As the body is adversely impacted and vital replenishing is delayed, heat exhaustion to heat stroke can become reality. With the former, light-headedness, fatigue, gastrointestinal distress, cramping and headaches are commonplace. Even the skin can feel cool suggesting the capacity to recover is still intact, but the heart and breathing rates will be more rapid with less strength. Breathing will be quick, but shallow. Without therapeutic intervention, life-threatening heat stroke will evolve. In this phase, people won’t sweat, can be confused with profound headaches, even loss of consciousness. The heart will attempt to pump faster, but as the body temperature climbs multi-organ failure and death are likely without resuscitation.

Tack on to these physiological changes if physical exertion and drugs are added into the mix. Man-made structures can trap heat too, exacerbating the scenario. Protracted heat waves without sufficient cooling measures are very problematic. 

Why is the geriatric set so vulnerable?

The biggest threat to their survival is the frequent existence of underlying medical problems, in particular cardiovascular and respiratory ones. The Environmental Protection Agency (EPA) reports of the heat-related deaths recorded since 1999, one-fourth were due to underlying cardiovascular disease as a contributing cause and of those people age 65+ were several times more likely to die than the general population. (1)

Additionally, there is great variability in what someone is used to in terms of temperature. The more extreme the leap from their normal, the more challenging it will be for that person to equilibrate. 

Medications are a huge factor. For example, an individual on a diuretic might be more at risk for fluid and electrolyte disturbances. Other drugs can speed up, slow down or impede metabolism and thermoregulation.

As we age, our immunity weakens. Mounting a vigorous response to stress in itself or rebounding from substantial insults can cause health issues like heart attacks or indirectly worsen existing co-morbidities. Diabetics are at great risk. As are those with heart failure. Those with advanced kidney disease, in general, require fluid restricting but in extreme heat their maintenance must be delicately handled by a knowledgeable medical professional. Injuries can occur amidst the chaos of these emergencies complicating the problems. 

A nursing home ups the stakes given many could be disabled and immobile. The more isolated, the more at risk. If a person cannot feed or drink by himself let alone ambulate to acquire these items, then that individual requires greater attention. Those with dementia can regress under extreme stress and be especially vulnerable to changes in routine. These situations can make them defiant in complying, increasingly confused or unable to articulate needs—all can delay proper care. Sterile wound care and pressure sores can be tough to manage in such post-hurricane states. Many residents in this type of facility can need complex care on a good day, so imagine what a colossal storm with its collateral damage can do to challenge the most defenseless. 

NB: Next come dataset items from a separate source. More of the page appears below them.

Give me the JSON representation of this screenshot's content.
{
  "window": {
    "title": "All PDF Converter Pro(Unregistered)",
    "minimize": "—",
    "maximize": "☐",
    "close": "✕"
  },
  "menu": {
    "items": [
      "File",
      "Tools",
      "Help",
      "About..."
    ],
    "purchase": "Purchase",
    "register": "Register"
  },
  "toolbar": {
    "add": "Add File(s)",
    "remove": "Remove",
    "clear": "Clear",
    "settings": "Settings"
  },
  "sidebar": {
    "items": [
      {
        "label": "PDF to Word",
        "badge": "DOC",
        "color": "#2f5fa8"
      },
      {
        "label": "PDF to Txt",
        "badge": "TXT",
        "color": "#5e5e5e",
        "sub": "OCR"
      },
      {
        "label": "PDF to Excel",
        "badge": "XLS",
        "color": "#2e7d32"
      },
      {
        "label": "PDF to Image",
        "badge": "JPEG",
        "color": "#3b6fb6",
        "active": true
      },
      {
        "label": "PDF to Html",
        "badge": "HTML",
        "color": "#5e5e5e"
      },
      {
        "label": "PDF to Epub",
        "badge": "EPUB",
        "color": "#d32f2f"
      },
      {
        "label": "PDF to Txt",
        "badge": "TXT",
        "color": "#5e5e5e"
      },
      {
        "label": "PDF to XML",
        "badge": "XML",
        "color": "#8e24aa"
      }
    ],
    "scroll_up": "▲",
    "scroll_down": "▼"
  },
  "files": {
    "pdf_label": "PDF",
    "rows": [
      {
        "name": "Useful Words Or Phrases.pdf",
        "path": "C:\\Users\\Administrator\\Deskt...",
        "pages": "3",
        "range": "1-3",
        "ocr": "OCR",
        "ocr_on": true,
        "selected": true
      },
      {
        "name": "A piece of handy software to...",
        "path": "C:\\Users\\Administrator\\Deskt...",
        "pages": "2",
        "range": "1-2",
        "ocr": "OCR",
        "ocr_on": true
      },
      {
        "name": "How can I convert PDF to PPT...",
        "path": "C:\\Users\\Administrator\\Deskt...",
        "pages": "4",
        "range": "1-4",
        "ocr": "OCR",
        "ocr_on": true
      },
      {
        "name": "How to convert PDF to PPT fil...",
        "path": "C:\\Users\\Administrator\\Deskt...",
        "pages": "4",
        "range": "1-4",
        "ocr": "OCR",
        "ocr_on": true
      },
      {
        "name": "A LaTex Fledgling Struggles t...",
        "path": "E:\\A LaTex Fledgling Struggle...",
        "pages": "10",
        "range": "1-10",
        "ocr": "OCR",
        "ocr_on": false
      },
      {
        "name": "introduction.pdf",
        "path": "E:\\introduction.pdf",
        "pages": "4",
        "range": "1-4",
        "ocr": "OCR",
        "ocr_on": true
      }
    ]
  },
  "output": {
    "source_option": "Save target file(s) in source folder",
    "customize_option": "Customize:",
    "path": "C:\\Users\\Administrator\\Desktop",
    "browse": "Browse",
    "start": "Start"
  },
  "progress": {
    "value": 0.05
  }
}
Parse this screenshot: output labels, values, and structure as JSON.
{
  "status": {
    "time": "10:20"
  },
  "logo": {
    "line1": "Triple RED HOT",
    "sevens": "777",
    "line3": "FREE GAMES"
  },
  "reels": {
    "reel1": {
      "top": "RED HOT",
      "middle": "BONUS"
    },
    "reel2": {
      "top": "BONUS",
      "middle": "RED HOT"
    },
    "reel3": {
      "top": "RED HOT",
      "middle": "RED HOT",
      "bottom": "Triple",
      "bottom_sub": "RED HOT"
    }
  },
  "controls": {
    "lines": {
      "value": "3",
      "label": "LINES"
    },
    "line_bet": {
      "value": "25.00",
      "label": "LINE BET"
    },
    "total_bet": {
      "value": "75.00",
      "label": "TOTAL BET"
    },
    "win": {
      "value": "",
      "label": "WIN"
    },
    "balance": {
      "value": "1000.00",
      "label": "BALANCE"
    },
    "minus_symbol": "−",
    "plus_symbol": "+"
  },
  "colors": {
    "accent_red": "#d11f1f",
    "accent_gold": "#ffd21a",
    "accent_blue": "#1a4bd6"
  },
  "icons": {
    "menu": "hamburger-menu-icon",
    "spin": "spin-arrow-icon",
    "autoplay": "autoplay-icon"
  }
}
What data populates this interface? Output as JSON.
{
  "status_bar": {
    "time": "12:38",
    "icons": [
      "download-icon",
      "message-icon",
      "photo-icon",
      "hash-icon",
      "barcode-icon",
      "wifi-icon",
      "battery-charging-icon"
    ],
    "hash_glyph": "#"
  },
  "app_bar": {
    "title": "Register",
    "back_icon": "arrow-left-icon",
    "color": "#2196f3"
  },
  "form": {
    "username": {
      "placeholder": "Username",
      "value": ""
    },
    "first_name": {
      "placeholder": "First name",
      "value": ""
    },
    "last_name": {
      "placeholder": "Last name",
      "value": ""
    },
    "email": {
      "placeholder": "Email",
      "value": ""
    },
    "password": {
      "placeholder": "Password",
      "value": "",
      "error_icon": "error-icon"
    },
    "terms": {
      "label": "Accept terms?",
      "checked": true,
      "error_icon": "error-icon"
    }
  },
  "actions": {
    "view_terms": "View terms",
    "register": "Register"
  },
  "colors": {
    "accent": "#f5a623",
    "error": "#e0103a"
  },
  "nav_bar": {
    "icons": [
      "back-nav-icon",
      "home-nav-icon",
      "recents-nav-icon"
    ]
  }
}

Adequate staffing and resources pose great challenges in even the best of circumstances. Air conditioners can truly save lives under Irma conditions. Their lack in such at risk populations reflect their life saving capability. Under these limited, dangerous situations, the basic health requirements of residents for their respective conditions are likely not met which for the more fragile can be a lethal tipping point. Regular duties of changing bandages or catheters and administering time-sensitive medicines, for example, can get overlooked or the burdens of the conditions can get too high to perform such tasks. Add on to that the extra fluid, cooling needed and these issues can push a patient over the cliff. 

In the end…

Hopefully much will be learned from the apparent shortcomings of this center’s preparations so that such a sad, catastrophic outcome can be avoided in the future. Heat-related deaths are preventable, but the appropriate interventions must be readily available with a superior staff well-trained to identify problems and aggressively intercede.